- Born: 23 December 1992 Ponorogo, East Java, Indonesia
- Died: 22 December 2018 (aged 25) Tanjung Lesung, Pandeglang, Banten, Indonesia
- Cause of death: Sunda Strait tsunami
- Occupations: Actress, presenter
- Spouse: Riefian Fajarsyah (m. 2016)

= Dylan Sahara =

Indonesian actress (1992–2018)

Dylan Sahara (23 December 1992 – 22 December 2018) was an Indonesian television actress and presenter. In 2016, she married Indonesian vocalist Riefian Fajarsyah who was a member of the Seventeen pop band. She died on 22 December 2018 during the Sunda Strait tsunami, a day short of her 26th birthday, as she attended the stage performed by the band Seventeen in event held by Perusahaan Listrik Negara (PLN) when the tsunami hit. She was survived by Fajarsyah, who was also the sole survivor of the Seventeen group which was washed out by tidal waves.

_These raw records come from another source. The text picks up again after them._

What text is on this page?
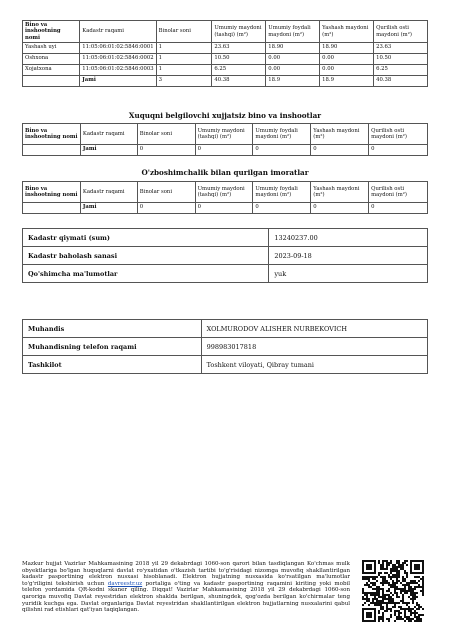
Bino va inshootning nomi	Kadastr raqami	Binolar soni	Umumiy maydoni (tashqi) (m²)	Umumiy foydali maydoni (m²)	Yashash maydoni (m²)	Qurilish osti maydoni (m²)
Yashash uyi	11:05:06:01:02:5846:0001	1	23.63	18.90	18.90	23.63
Oshxona	11:05:06:01:02:5846:0002	1	10.50	0.00	0.00	10.50
Xojatxona	11:05:06:01:02:5846:0003	1	6.25	0.00	0.00	6.25
	Jami	3	40.38	18.9	18.9	40.38
Xuquqni belgilovchi xujjatsiz bino va inshootlar
Bino va inshootning nomi	Kadastr raqami	Binolar soni	Umumiy maydoni (tashqi) (m²)	Umumiy foydali maydoni (m²)	Yashash maydoni (m²)	Qurilish osti maydoni (m²)
	Jami	0	0	0	0	0
O'zboshimchalik bilan qurilgan imoratlar
Bino va inshootning nomi	Kadastr raqami	Binolar soni	Umumiy maydoni (tashqi) (m²)	Umumiy foydali maydoni (m²)	Yashash maydoni (m²)	Qurilish osti maydoni (m²)
	Jami	0	0	0	0	0
Kadastr qiymati (sum)	13240237.00
Kadastr baholash sanasi	2023-09-18
Qo'shimcha ma'lumotlar	yuk
Muhandis	XOLMURODOV ALISHER NURBEKOVICH
Muhandisning telefon raqami	998983017818
Tashkilot	Toshkent viloyati, Qibray tumani
Mazkur hujjat Vazirlar Mahkamasining 2018 yil 29 dekabrdagi 1060-son qarori bilan tasdiqlangan Ko'chmas mulk obyektlariga bo'lgan huquqlarni davlat ro'yxatidan o'tkazish tartibi to'g'risidagi nizomga muvofiq shakllantirilgan kadastr pasportining elektron nusxasi hisoblanadi. Elektron hujjatning nusxasida ko'rsatilgan ma'lumotlar to'g'riligini tekshirish uchun davreestr.uz portaliga o'ting va kadastr pasportining raqamini kiriting yoki mobil telefon yordamida QR-kodni skaner qiling. Diqqat! Vazirlar Mahkamasining 2018 yil 29 dekabrdagi 1060-son qaroriga muvofiq Davlat reyestridan elektron shaklda berilgan, shuningdek, qog'ozda berilgan ko'chirmalar teng yuridik kuchga ega. Davlat organlariga Davlat reyestridan shakllantirilgan elektron hujjatlarning nusxalarini qabul qilishni rad etishlari qat'iyan taqiqlangan.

She was set to run for a seat in the People's Representative Council in the 2019 Indonesian legislative election for the Great Indonesia Movement Party (Gerindra).

==Death==
The pop band Seventeen was performing at an event held by state electric company PLN at the Tanjung Lesung resort near the shore of Tanjung Lesung beach when an eruption from Anak Krakatau caused a tsunami that struck the stage from behind, at around 9:30 pm local time. Along with drummer Windu Andi Darmawan and guitarist Herman Sikumbang, she was recorded as missing after the tsunami. All three were later found dead. Shortly thereafter, her widower, Ifan, the only surviving member, announced his solo career.